Они встретились у главного входа трехэтажного с мансардами здания подковой, придя с разных сторон. Хмыкнув, разошлись по приготовленным спальням, где их ждали: поздний сытный ужин с соком колбандра, теплые лоханки, умело ласковые ручки, принявшиеся массажно растирать натруженные мускулы после раздевания и омовения, молодые горячие тела, призванные согревать огромные постели с мягкими перинами под балдахинами. Сервис "Миндаля" выдерживал критику вельмож, но все ж до королевского не дотягивал — внутренний дворик без фонтана...
— Рада видеть, Сливар, — внутренне напрягшись, внешне обманчиво расслабившись. Силы еще оставались, как и сбереженный сюрприз.
— Забавно, — одними губами улыбнулся человек, на голову ниже рульфки. Он проигнорировал обращение и его тон.
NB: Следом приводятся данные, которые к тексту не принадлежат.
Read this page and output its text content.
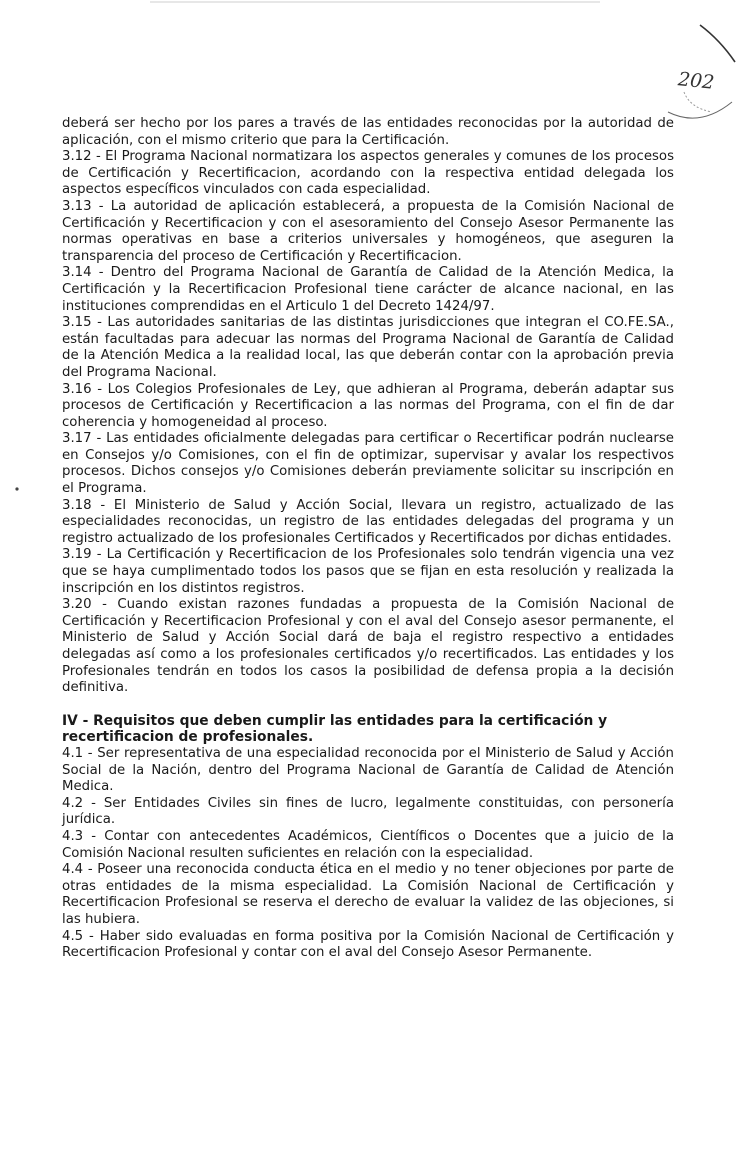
202

deberá ser hecho por los pares a través de las entidades reconocidas por la autoridad de aplicación, con el mismo criterio que para la Certificación.

3.12 - El Programa Nacional normatizara los aspectos generales y comunes de los procesos de Certificación y Recertificacion, acordando con la respectiva entidad delegada los aspectos específicos vinculados con cada especialidad.

3.13 - La autoridad de aplicación establecerá, a propuesta de la Comisión Nacional de Certificación y Recertificacion y con el asesoramiento del Consejo Asesor Permanente las normas operativas en base a criterios universales y homogéneos, que aseguren la transparencia del proceso de Certificación y Recertificacion.

3.14 - Dentro del Programa Nacional de Garantía de Calidad de la Atención Medica, la Certificación y la Recertificacion Profesional tiene carácter de alcance nacional, en las instituciones comprendidas en el Articulo 1 del Decreto 1424/97.

3.15 - Las autoridades sanitarias de las distintas jurisdicciones que integran el CO.FE.SA., están facultadas para adecuar las normas del Programa Nacional de Garantía de Calidad de la Atención Medica a la realidad local, las que deberán contar con la aprobación previa del Programa Nacional.

3.16 - Los Colegios Profesionales de Ley, que adhieran al Programa, deberán adaptar sus procesos de Certificación y Recertificacion a las normas del Programa, con el fin de dar coherencia y homogeneidad al proceso.

3.17 - Las entidades oficialmente delegadas para certificar o Recertificar podrán nuclearse en Consejos y/o Comisiones, con el fin de optimizar, supervisar y avalar los respectivos procesos. Dichos consejos y/o Comisiones deberán previamente solicitar su inscripción en el Programa.

3.18 - El Ministerio de Salud y Acción Social, llevara un registro, actualizado de las especialidades reconocidas, un registro de las entidades delegadas del programa y un registro actualizado de los profesionales Certificados y Recertificados por dichas entidades.

3.19 - La Certificación y Recertificacion de los Profesionales solo tendrán vigencia una vez que se haya cumplimentado todos los pasos que se fijan en esta resolución y realizada la inscripción en los distintos registros.

3.20 - Cuando existan razones fundadas a propuesta de la Comisión Nacional de Certificación y Recertificacion Profesional y con el aval del Consejo asesor permanente, el Ministerio de Salud y Acción Social dará de baja el registro respectivo a entidades delegadas así como a los profesionales certificados y/o recertificados. Las entidades y los Profesionales tendrán en todos los casos la posibilidad de defensa propia a la decisión definitiva.

IV - Requisitos que deben cumplir las entidades para la certificación y recertificacion de profesionales.

4.1 - Ser representativa de una especialidad reconocida por el Ministerio de Salud y Acción Social de la Nación, dentro del Programa Nacional de Garantía de Calidad de Atención Medica.

4.2 - Ser Entidades Civiles sin fines de lucro, legalmente constituidas, con personería jurídica.

4.3 - Contar con antecedentes Académicos, Científicos o Docentes que a juicio de la Comisión Nacional resulten suficientes en relación con la especialidad.

4.4 - Poseer una reconocida conducta ética en el medio y no tener objeciones por parte de otras entidades de la misma especialidad. La Comisión Nacional de Certificación y Recertificacion Profesional se reserva el derecho de evaluar la validez de las objeciones, si las hubiera.

4.5 - Haber sido evaluadas en forma positiva por la Comisión Nacional de Certificación y Recertificacion Profesional y contar con el aval del Consejo Asesor Permanente.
Светло-пепельный из-за обильной проседи, тонкий прямой нос, широко расставленные карие глаза в обрамлении пушистых ресниц и узкий подбородок в пику двойному под горбатым шнобелем между маленькими близко посаженными бледно-зелеными глазенками в редких ресницах и блестящей в факельном свете проплешине, стыдливо перечеркнутой промасленным зачесом с обеих сторон.
Он и бровью не повел, когда два самых свежих трупа, только что скончавшихся от полученных в ран, тускло мигнули огненным, и их одежда осела, оставив только юхрецу(*) в районе груди, там, где был знак гильдии наемников. "Воробьи!" — внутренне презрительно сплюнула пленница, удостоив их лишь периферийным зрением.
— Это она, господин! — визгливый голос и пухлый указательный палец с утопшими в жиру перстнем и кольцом уперлись в зажатую в тупике подземного коридора, стены которого пронизывала тройная невидимая магорешетка, первые два слоя которой в истинном зрении украшали безобразные дыры, и украшали как редкие черные пятна с оплавленным центром, так и зеленоватые разъеденные с многочисленными кровавыми брызгами, женщину, по шею облаченную в белесый кокон. Рядом с ней как два стража стояли огромные пауки, сверкая уцелевшими крупными и почему-то фасетчатыми глазами цвета бордо, хаотично разбросанными на голове, оставшиеся неопаленными ворсинки на не выдранных или частично торчащих из тел членистых лапах мелко вибрировали, а исцарапанные жвала двигались медленно-медленно, капая слюной, смешанной с черной кровью, пузырящей камень пола и плоть отрезанной руки, владелец которой валялся в наспех собранной куче из трупов личной охраны — гильдейским наемникам купец мало доверял — в боковом проходе, с потолка которого свисала разорванная паутина, а кирпичные стены были почти скрыты за ее многочисленными слоями. Вторая рука с новеньким браслетом поверх дорогой парчи была зажата в шарообразный кулак и потрясала дорогим артефактом. — Подлая убийца свата племянника моего троюродного брата по линии мачехи! — без запинки. — Да вы сами гляньте, ваше сиятельство! — в запале едва не двинув своего господина рукой с активированным экраном, показывающим вращающуюся призрачную голову пойманной и текстовые колонки.